Wednesday, June 19, 2013

CSA Newsletter

Tomato preview
Greetings from the Garden!  This week's box has Romaine lettuce, salad and braising greens like mustard, peas shoots, beet thinnings, and arugula, asparagus, Asian turnips, radishes, carrots, parsley, green onions and Chinese cabbage.  There will strawberries as we have them.

Field Notes.  As a friend of mine would say, Ken "has been running like a dog."  He is nearly caught up planting, has been  weeding perennials, and next will be moving animals to their summer homes.  

Last week he got the tomato plants tied up for the first time this season.  He says the first time is the most bending, stretching and time consuming.  But it will continue about every week during the season.
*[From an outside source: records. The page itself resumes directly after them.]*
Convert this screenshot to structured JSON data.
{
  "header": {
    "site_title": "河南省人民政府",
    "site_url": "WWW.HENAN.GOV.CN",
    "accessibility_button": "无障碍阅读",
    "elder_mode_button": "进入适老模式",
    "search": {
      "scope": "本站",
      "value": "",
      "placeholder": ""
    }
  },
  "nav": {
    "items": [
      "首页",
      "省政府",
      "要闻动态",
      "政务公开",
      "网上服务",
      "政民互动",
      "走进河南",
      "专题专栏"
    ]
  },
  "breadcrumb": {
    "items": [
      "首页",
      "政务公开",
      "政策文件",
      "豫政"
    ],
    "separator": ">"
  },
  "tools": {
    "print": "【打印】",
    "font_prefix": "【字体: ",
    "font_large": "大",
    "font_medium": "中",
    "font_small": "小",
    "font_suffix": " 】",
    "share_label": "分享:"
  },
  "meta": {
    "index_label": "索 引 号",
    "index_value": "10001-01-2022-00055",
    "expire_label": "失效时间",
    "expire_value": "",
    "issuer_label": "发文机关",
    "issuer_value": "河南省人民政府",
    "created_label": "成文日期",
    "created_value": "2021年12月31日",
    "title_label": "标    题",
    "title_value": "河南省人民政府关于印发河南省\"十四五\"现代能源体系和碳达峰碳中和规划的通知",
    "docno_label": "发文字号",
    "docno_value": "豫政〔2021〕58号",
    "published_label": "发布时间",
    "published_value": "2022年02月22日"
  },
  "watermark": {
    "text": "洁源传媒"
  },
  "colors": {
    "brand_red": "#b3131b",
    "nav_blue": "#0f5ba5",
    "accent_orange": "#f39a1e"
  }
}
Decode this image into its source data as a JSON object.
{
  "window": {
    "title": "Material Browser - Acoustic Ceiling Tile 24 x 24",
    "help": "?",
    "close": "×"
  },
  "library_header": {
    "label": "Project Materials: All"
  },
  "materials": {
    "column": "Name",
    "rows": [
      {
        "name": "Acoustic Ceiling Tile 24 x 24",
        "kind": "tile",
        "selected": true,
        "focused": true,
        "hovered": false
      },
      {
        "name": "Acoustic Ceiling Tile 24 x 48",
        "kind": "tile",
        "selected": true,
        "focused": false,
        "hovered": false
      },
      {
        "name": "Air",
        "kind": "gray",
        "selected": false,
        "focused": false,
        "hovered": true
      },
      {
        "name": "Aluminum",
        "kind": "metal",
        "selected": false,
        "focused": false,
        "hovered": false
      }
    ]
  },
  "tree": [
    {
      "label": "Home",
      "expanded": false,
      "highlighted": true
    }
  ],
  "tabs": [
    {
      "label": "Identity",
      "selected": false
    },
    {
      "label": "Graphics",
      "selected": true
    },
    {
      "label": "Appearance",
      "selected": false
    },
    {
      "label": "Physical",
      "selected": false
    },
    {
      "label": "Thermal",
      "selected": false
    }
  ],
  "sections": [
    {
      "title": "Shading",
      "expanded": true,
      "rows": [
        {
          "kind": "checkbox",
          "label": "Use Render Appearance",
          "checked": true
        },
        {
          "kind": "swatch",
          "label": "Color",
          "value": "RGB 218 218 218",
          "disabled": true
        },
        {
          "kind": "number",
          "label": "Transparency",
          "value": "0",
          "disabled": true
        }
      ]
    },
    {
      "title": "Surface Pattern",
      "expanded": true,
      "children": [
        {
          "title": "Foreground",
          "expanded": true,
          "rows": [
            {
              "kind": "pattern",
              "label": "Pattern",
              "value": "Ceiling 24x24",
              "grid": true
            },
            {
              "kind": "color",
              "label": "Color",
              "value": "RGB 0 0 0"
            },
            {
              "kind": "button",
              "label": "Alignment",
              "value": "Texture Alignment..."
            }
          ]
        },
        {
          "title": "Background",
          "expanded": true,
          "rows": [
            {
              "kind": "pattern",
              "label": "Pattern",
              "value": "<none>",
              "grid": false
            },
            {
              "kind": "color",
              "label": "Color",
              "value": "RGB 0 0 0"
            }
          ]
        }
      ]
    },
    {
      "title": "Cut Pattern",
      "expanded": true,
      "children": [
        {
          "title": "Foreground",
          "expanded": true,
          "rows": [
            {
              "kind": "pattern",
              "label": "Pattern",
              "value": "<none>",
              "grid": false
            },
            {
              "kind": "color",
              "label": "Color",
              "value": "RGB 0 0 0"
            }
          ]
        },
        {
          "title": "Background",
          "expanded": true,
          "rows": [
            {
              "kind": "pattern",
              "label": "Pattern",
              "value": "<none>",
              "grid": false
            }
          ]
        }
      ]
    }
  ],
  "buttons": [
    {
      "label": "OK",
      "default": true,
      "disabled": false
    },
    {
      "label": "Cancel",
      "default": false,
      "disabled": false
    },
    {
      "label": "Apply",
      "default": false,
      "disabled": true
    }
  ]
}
Ken got the irrigation pump working.  Mechanical work is not his favorite work, so it is nice to be done and move on.  Although irrigation sounds odd with all the rain we have had this spring, the plants in the greenhouses don't get the rain, so Ken must water them.  He moves the pump from field to mobile high tunnel as needed.  
rye and the mobile tunnel

The greenhouses are a great tool, but like any new tool, one has to work with them, learn what they can and can't do, and incorporate them into the farm.   We are learning things like venting.  The greenhouses can get colder than the heat loving plants like at night, but must be opened before they get too hot.  Last year there were days with the greenhouse wide open that had temperatures too hot so the blossoms on tomatoes dropped - a gap in production of about six inches on each plant.

From the Kitchen  Chinese cabbage is a sure sign we are moving into summer and "solid greens" with European cabbage to follow.  Chinese cabbage is versatile.  I usually cook the outer leaves and make salad out of the hearts.  Our friend Sandy tells us Chinese cabbage in great for cabbage rolls, too.  I usually cut the leaf from rib as I cook the rib for a couple minutes, but only cook the greens to wilt them.  I like to cut the hearts into ribbons and dress with an Asian style dressing of sesame oil, a bit of toasted sesame oil, mild vinegar like rice vinegar, tamari, a little honey, chopped green onion tops, toasted sesame seeds and some crushed hot pepper.

And I also dressed some grilled asparagus with a bit of toasted sesame oil and toasted sesame seeds for a change.  It got a thumbs up from Ken.

We had a clear broth soup for breakfast as it was cool Tuesday.  I added greens to the bowl, and poached some eggs in the broth with herbs and green onions, and placed the eggs on the greens and then ladled the hot broth to wilt the greens.  A great warmer upper on a cool morning.